The government's Nuclear Emergency Response Headquarters lifted Tuesday the last shipment restriction on fish species caught off Fukushima Prefecture, resulting in all 44 species becoming available for consumers for the first time since the accident at Tokyo Electric Power Company Holdings Inc.'s Fukushima No. 1 nuclear power plant in March 2011.
Test operations involving a limited number of fishing trips have been conducted since June 2012. Discussions on the resumption of full operations are expected to intensify.
After the nuclear accident, the central government restricted the shipment of 44 kinds of fish caught off the prefecture, as those fish had been found to exceed the legal limit of 100 becquerels per kilogram of radioactive cesium. Since then, the government has in stages lifted the shipping ban on fish species whose safety was confirmed by further tests.

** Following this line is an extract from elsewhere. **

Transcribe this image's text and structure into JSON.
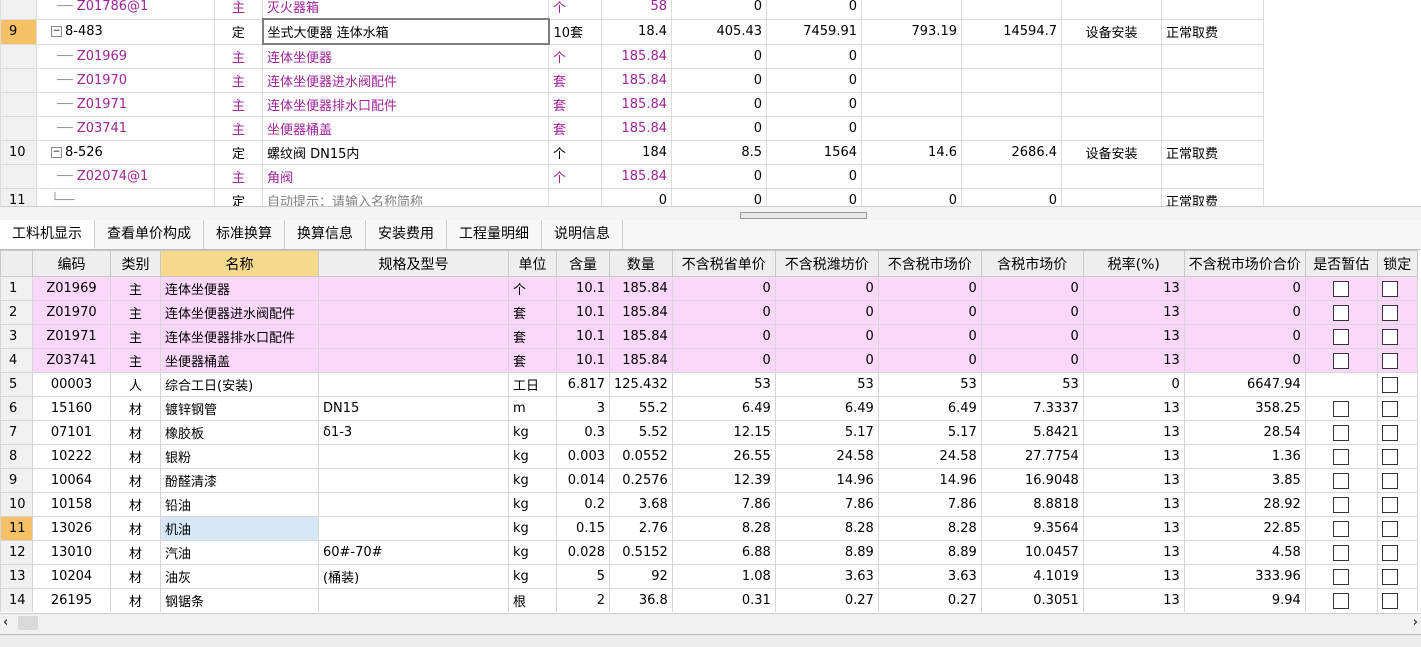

In January of last year, shipments of a type of stingray were not lifted, as it exceeded the safety threshold in the inspections. But all of the 1,008 samples examined by February of this year fell far below the threshold, so it was judged safe.
Meanwhile, at the Fukushima No. 1 plant, a large amount of treated water is stored in tanks. It is expected to reach its limit in the summer of 2022.
A panel of experts at the Economy, Trade and Industry Ministry submitted on Feb. 10 two proposals to the government: releasing the water into the sea or into the atmosphere. Fishermen in the prefecture are opposed to the ocean release.